Nous en sommes le résultat.
Quand Sapiens et
Neandertal décident de vivre ensemble, les Sapiens décident de leur apprendre
leur technique de chasse à la course. C'est exactement la façon dont Gilgamesh
tue le monstre Humbaba : il l'épuise à la course. Que fait Enkidu, le guerrier
invincible ? Participe au combat ? Non ! Les Neandertal ne sont pas fabriqués
pour courir si longtemps, ils ont trop de fourrure, des os trop lourds. Enkidu
encourage son ami à poursuivre le monstre Humbaba, jusqu'à ce que ce dernier
s'effondre « vaincu par la tempête ». Parce que c'est comme cela que Sapiens a
toujours tué ses proies : il les poursuit des heures jusqu'à ce que ces
dernières épuisées ne puissent plus rafraichir leur corps, et tombent épuisées à
bout de souffle. Soufflant comme des tempêtes.
Enkidu comme
Neandertal meurent.
La rencontre avec
Sapiens a été fatale. Ils ne se sont pas éliminés. Au contraire, ils ont pu se
reproduire entre eux. Seulement Neandertal est une espèce solitaire.

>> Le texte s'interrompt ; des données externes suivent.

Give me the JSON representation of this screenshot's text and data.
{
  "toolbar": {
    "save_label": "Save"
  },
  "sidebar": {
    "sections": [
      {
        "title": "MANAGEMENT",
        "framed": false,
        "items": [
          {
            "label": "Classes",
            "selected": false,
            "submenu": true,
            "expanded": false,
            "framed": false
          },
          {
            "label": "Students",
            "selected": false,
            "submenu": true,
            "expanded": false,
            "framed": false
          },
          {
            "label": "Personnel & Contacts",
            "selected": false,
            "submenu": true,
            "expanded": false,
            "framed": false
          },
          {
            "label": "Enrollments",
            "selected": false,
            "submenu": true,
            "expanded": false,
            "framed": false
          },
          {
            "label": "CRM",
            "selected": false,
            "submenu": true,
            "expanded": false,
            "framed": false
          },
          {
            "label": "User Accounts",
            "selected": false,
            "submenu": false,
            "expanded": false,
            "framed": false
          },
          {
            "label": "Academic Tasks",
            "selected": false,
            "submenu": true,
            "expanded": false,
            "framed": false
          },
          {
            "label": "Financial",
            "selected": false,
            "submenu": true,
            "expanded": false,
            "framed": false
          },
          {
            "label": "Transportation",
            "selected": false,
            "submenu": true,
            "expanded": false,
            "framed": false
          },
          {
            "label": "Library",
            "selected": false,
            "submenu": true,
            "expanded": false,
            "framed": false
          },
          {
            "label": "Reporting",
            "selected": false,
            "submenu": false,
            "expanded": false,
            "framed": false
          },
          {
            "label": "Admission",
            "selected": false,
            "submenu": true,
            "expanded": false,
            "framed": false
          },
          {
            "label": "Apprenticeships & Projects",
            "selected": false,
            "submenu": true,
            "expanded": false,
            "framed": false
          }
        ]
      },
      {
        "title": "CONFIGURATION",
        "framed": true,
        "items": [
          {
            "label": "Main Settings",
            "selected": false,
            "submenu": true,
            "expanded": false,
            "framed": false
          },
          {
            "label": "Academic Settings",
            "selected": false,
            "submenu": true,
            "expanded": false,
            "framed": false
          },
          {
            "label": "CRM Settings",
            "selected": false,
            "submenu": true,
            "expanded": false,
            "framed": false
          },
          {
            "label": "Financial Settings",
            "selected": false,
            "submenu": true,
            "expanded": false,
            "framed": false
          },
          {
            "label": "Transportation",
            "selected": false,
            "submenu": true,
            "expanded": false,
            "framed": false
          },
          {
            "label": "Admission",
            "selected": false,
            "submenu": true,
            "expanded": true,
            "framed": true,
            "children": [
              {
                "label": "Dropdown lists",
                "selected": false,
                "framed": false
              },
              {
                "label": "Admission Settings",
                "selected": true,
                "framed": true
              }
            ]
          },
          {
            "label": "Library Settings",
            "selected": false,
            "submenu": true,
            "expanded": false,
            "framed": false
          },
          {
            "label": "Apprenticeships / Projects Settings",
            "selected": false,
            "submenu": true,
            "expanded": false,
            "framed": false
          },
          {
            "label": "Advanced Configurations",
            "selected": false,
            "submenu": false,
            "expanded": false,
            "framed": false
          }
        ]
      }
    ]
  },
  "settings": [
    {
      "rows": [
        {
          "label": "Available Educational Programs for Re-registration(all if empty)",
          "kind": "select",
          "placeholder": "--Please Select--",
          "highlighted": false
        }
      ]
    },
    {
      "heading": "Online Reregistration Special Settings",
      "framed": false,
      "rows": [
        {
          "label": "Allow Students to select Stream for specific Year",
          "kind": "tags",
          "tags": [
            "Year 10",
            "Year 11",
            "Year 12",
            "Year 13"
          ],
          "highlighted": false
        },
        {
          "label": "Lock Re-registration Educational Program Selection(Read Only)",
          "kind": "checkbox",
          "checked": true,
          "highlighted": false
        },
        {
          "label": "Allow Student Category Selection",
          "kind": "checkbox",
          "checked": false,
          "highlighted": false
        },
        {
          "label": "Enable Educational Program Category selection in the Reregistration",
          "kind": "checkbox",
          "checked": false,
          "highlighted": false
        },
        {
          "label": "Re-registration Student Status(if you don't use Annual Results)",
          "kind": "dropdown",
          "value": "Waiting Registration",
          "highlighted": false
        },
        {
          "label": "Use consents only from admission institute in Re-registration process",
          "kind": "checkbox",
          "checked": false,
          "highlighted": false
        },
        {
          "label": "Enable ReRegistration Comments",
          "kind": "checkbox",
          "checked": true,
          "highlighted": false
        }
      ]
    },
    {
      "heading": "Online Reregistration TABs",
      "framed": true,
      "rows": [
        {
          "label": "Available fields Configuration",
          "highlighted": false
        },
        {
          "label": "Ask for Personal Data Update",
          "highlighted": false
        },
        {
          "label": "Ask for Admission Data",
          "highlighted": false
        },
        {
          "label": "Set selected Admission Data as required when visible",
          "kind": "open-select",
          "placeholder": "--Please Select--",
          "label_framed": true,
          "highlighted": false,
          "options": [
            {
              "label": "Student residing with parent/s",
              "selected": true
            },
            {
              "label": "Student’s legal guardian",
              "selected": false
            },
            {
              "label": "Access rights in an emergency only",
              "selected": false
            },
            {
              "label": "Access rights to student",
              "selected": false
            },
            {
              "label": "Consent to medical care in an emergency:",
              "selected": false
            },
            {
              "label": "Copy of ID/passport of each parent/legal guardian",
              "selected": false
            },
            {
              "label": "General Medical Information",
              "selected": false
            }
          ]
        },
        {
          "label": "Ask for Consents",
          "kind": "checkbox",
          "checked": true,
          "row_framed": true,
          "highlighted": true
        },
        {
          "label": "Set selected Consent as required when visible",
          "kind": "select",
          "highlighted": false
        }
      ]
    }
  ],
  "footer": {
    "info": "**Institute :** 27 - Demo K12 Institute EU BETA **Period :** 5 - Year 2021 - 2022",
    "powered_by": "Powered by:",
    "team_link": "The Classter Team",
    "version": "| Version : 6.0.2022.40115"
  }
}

Il n'a pas
les défenses immunitaires de Sapiens.
Sapiens vit en
troupeau depuis des millénaires les virus ne l'affectent plus trop. Mais dès que
Neandertal attrape ses maladies, tout comme les Indiens d'Amérique, les solitaires se font
décimer par la variole, la grippe, la tuberculose...
Gilgamesh est une
épopée épique. Le héros affronte des monstres, va en enfer, ramène la plante
d'immortalité volée au dieu. Tout cela parce qu'Enkidu est mort.
Enkidu, l'ami de
Gilgamesh, l'être qui parle aux bêtes, l'être le plus puissant meurt de la façon
la moins épique : il tombe malade, et après une longue agonie s'éteint.
Cela ne
s'invente pas, cela n'est pas romanesque : C'est la réalité. Neandertal est mort
tué par les maladies de Sapiens. Partout, tout le temps, jusqu'à sa disparition
totale, et l'histoire a été si traumatisants pour Sapiens qui a vu une espèce
amie et différente s'éteindre sous ses yeux, qu'ils en ont préservé pour nous
l'histoire. Mais nous n'avons jamais plus la ré-écrire, parce que l'expérience de rencontrer une race alien a été oublié.